The mausoleum is not large. It has an octagonal prismatic form and is covered with a conic stone cupola. This form is odd for monuments of Baku and Absheron. Such kinds of constructions are met beyond Baku and partially in Shamakhi Rayon.

The mausoleum is divided into two parts: overground and underground. The upper part of the mausoleum was used for accomplishment of cultic rites, but there was a burial vault. There are three small windows with stone shebeke-lattices in the southern, eastern and western facets of the mausoleum. The burial vault also has a window with shebeke-lattice. The whole mausoleum was revetted with narrow and wide rows of tightly urged to each other and finely carved stones. Ancient ornaments in the form of grid are saved within a cupola-shaped vault. Admixtures of wool fabrics strengthening the mausoleum were used in the plastering of its walls. Light cuts (up to 3 mm) filled with colored mixture were made in plastering.

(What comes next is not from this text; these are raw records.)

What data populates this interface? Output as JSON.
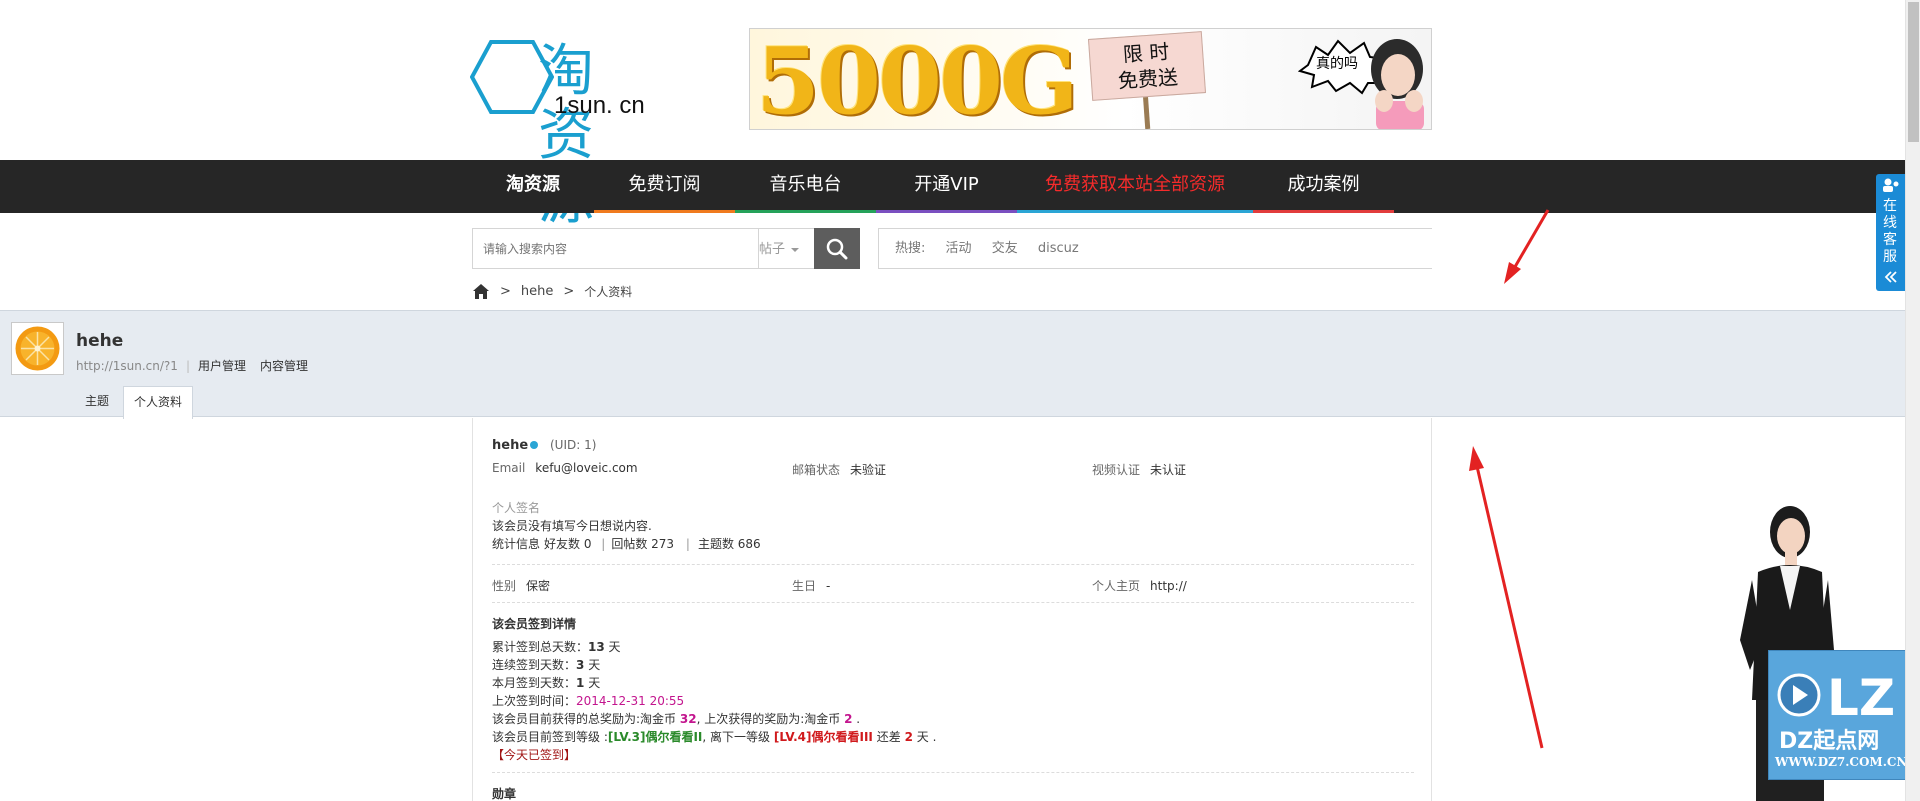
{
  "header": {
    "logo_main": "淘资源",
    "logo_sub": "1sun. cn",
    "banner": {
      "big_text": "5000G",
      "sign_line1": "限 时",
      "sign_line2": "免费送",
      "bubble": "真的吗"
    }
  },
  "nav": {
    "items": [
      {
        "label": "淘资源",
        "accent": "#262626"
      },
      {
        "label": "免费订阅",
        "accent": "#f07a1e"
      },
      {
        "label": "音乐电台",
        "accent": "#25a25a"
      },
      {
        "label": "开通VIP",
        "accent": "#7a4fc0"
      },
      {
        "label": "免费获取本站全部资源",
        "accent": "#2aa5d5"
      },
      {
        "label": "成功案例",
        "accent": "#e23c3c"
      }
    ]
  },
  "search": {
    "placeholder": "请输入搜索内容",
    "type": "帖子",
    "hot_label": "热搜:",
    "hot_terms": [
      "活动",
      "交友",
      "discuz"
    ]
  },
  "breadcrumb": {
    "user": "hehe",
    "current": "个人资料"
  },
  "profile": {
    "name": "hehe",
    "url": "http://1sun.cn/?1",
    "links": [
      "用户管理",
      "内容管理"
    ],
    "tabs": [
      "主题",
      "个人资料"
    ]
  },
  "info": {
    "name": "hehe",
    "uid": "(UID: 1)",
    "email_label": "Email",
    "email": "kefu@loveic.com",
    "mail_status_label": "邮箱状态",
    "mail_status": "未验证",
    "video_label": "视频认证",
    "video_status": "未认证",
    "signature_label": "个人签名",
    "signature": "该会员没有填写今日想说内容.",
    "stats_label": "统计信息",
    "friends": "好友数 0",
    "replies": "回帖数 273",
    "threads": "主题数 686",
    "gender_label": "性别",
    "gender": "保密",
    "birthday_label": "生日",
    "birthday": "-",
    "homepage_label": "个人主页",
    "homepage": "http://"
  },
  "signin": {
    "title": "该会员签到详情",
    "total_prefix": "累计签到总天数：",
    "total": "13",
    "continuous_prefix": "连续签到天数：",
    "continuous": "3",
    "month_prefix": "本月签到天数：",
    "month": "1",
    "day_unit": "天",
    "last_prefix": "上次签到时间：",
    "last_time": "2014-12-31 20:55",
    "reward_prefix": "该会员目前获得的总奖励为:淘金币",
    "reward_total": "32",
    "reward_mid": ", 上次获得的奖励为:淘金币",
    "reward_last": "2",
    "reward_end": ".",
    "level_prefix": "该会员目前签到等级 :",
    "level_current": "[LV.3]偶尔看看II",
    "level_mid": ", 离下一等级",
    "level_next": "[LV.4]偶尔看看III",
    "level_gap_prefix": "还差",
    "level_gap": "2",
    "level_end": "天 .",
    "today": "【今天已签到】",
    "medal": "勋章"
  },
  "side": {
    "online_service": "在线客服",
    "watermark": "DZ起点网",
    "watermark_url": "WWW.DZ7.COM.CN"
  }
}
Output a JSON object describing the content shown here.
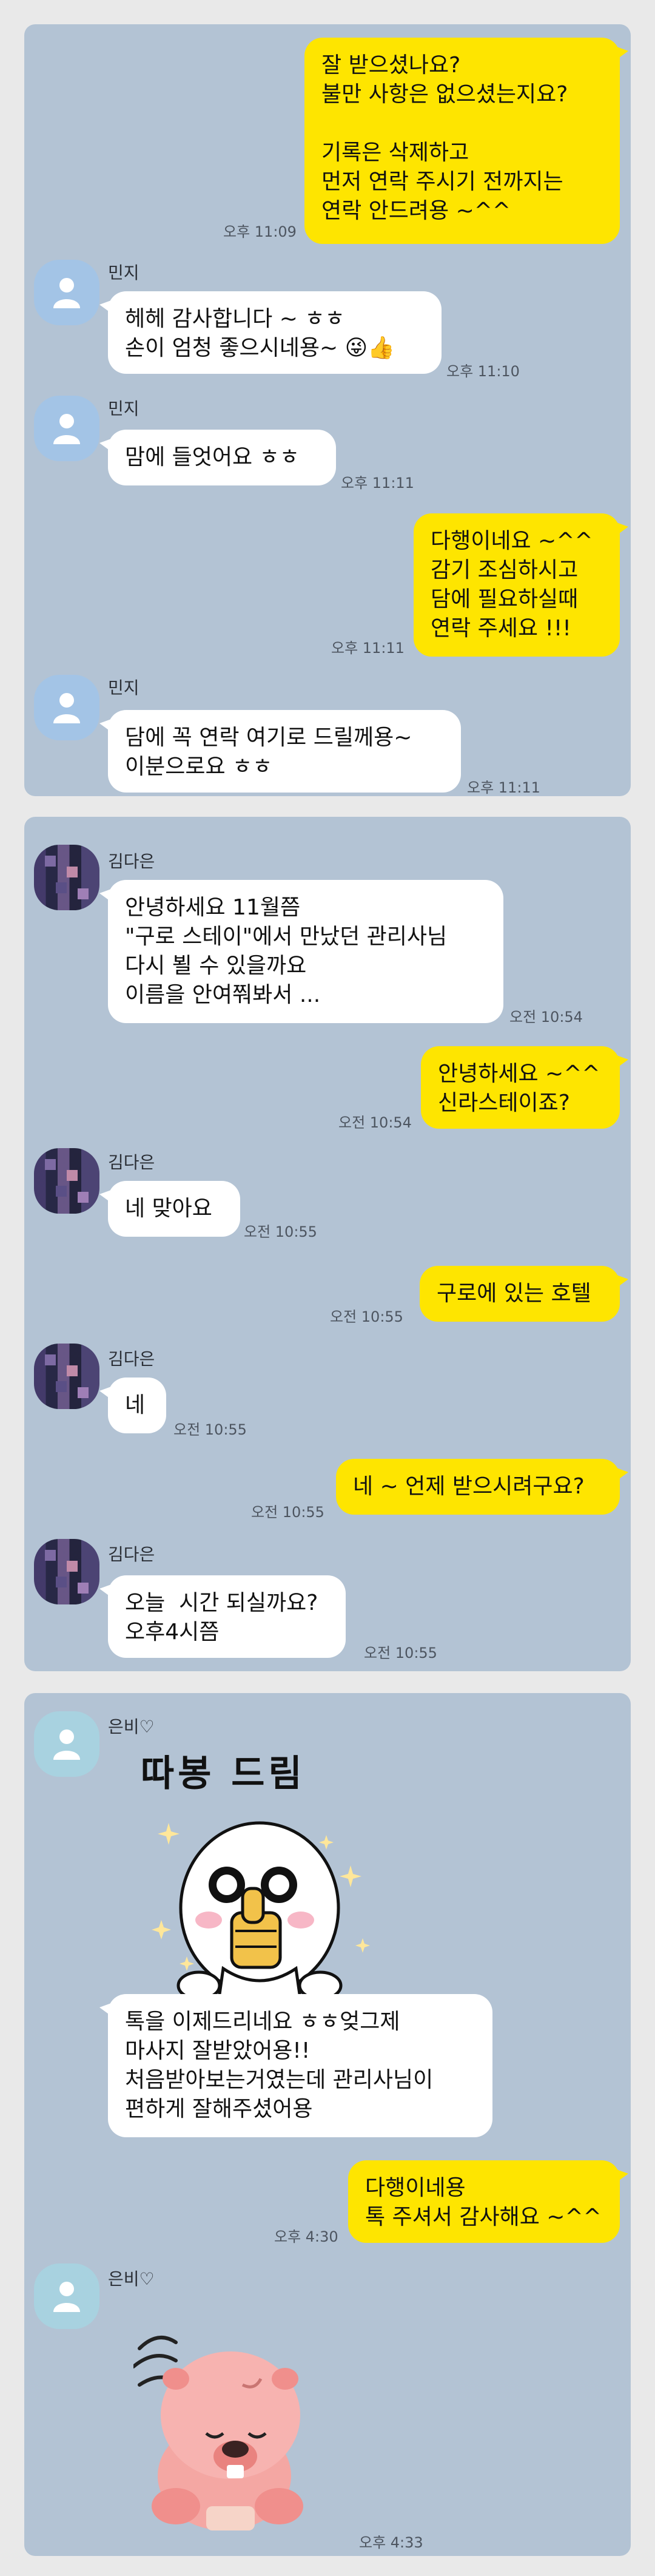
{
  "panel1": {
    "messages": [
      {
        "side": "mine",
        "text": "잘 받으셨나요?\n불만 사항은 없으셨는지요?\n\n기록은 삭제하고\n먼저 연락 주시기 전까지는\n연락 안드려용 ~^^",
        "time": "오후 11:09"
      },
      {
        "side": "theirs",
        "name": "민지",
        "text": "헤헤 감사합니다 ~ ㅎㅎ\n손이 엄청 좋으시네용~ 😜👍",
        "time": "오후 11:10"
      },
      {
        "side": "theirs",
        "name": "민지",
        "text": "맘에 들엇어요 ㅎㅎ",
        "time": "오후 11:11"
      },
      {
        "side": "mine",
        "text": "다행이네요 ~^^\n감기 조심하시고\n담에 필요하실때\n연락 주세요 !!!",
        "time": "오후 11:11"
      },
      {
        "side": "theirs",
        "name": "민지",
        "text": "담에 꼭 연락 여기로 드릴께용~\n이분으로요 ㅎㅎ",
        "time": "오후 11:11"
      }
    ]
  },
  "panel2": {
    "messages": [
      {
        "side": "theirs",
        "name": "김다은",
        "text": "안녕하세요 11월쯤\n\"구로 스테이\"에서 만났던 관리사님\n다시 뵐 수 있을까요\n이름을 안여쭤봐서 ...",
        "time": "오전 10:54"
      },
      {
        "side": "mine",
        "text": "안녕하세요 ~^^\n신라스테이죠?",
        "time": "오전 10:54"
      },
      {
        "side": "theirs",
        "name": "김다은",
        "text": "네 맞아요",
        "time": "오전 10:55"
      },
      {
        "side": "mine",
        "text": "구로에 있는 호텔",
        "time": "오전 10:55"
      },
      {
        "side": "theirs",
        "name": "김다은",
        "text": "네",
        "time": "오전 10:55"
      },
      {
        "side": "mine",
        "text": "네 ~ 언제 받으시려구요?",
        "time": "오전 10:55"
      },
      {
        "side": "theirs",
        "name": "김다은",
        "text": "오늘  시간 되실까요?\n오후4시쯤",
        "time": "오전 10:55"
      }
    ]
  },
  "panel3": {
    "sender": "은비♡",
    "sticker1_caption": "따봉 드림",
    "messages": [
      {
        "side": "theirs",
        "text": "톡을 이제드리네요 ㅎㅎ엊그제\n마사지 잘받았어용!!\n처음받아보는거였는데 관리사님이\n편하게 잘해주셨어용",
        "time": ""
      },
      {
        "side": "mine",
        "text": "다행이네용\n톡 주셔서 감사해요 ~^^",
        "time": "오후 4:30"
      },
      {
        "side": "theirs",
        "name": "은비♡",
        "text": "",
        "time": "오후 4:33"
      }
    ]
  },
  "colors": {
    "background": "#b3c3d4",
    "mine_bubble": "#fee500",
    "theirs_bubble": "#ffffff"
  }
}
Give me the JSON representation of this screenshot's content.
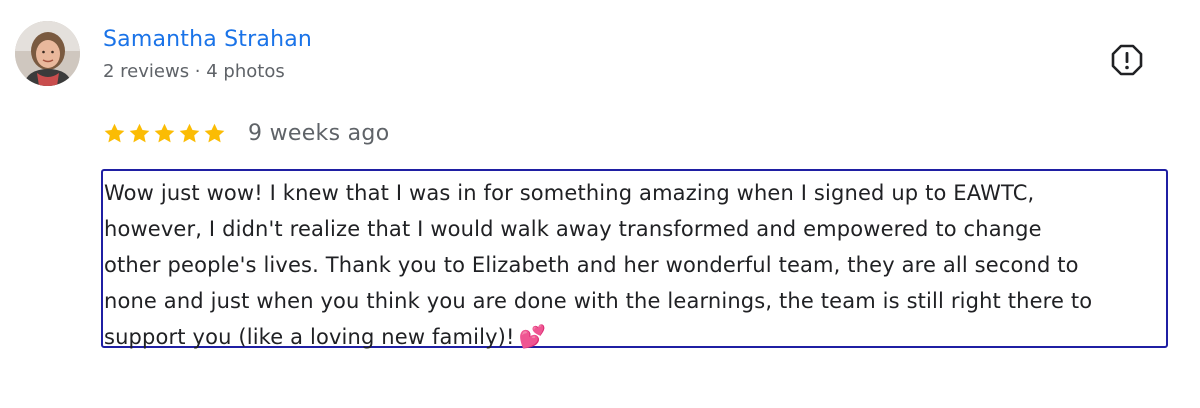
{
  "author": {
    "name": "Samantha Strahan",
    "meta": "2 reviews · 4 photos"
  },
  "review": {
    "rating": 5,
    "max_rating": 5,
    "date": "9 weeks ago",
    "lines": [
      "Wow just wow! I knew that I was in for something amazing when I signed up to EAWTC,",
      "however, I didn't realize that I would walk away transformed and empowered to change",
      "other people's lives. Thank you to Elizabeth and her wonderful team, they are all second to",
      "none and just when you think you are done with the learnings, the team is still right there to",
      "support you (like a loving new family)!"
    ],
    "emoji": "💕"
  },
  "colors": {
    "name": "#1a73e8",
    "star": "#fbbc04",
    "highlight_border": "#1f1fa3",
    "muted": "#5f6368"
  },
  "icons": {
    "flag": "report-flag-icon",
    "star": "star-icon"
  }
}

The mausoleum was attached to the Keygubad Mosque. Seyid Yahya Bakuvi worked, prayed and taught namely in this mosque. The mosque was built during Shirvansah Key Gubad's reign, in the 14th century, and was named after him. However, in 1918, the mosque was burned down during a fire and only the remains of its foundation exist.

The Mausoleum of Seyid Yahya Bakuvi is one of the best patterns of memorial architecture of the northern regions of Azerbaijan.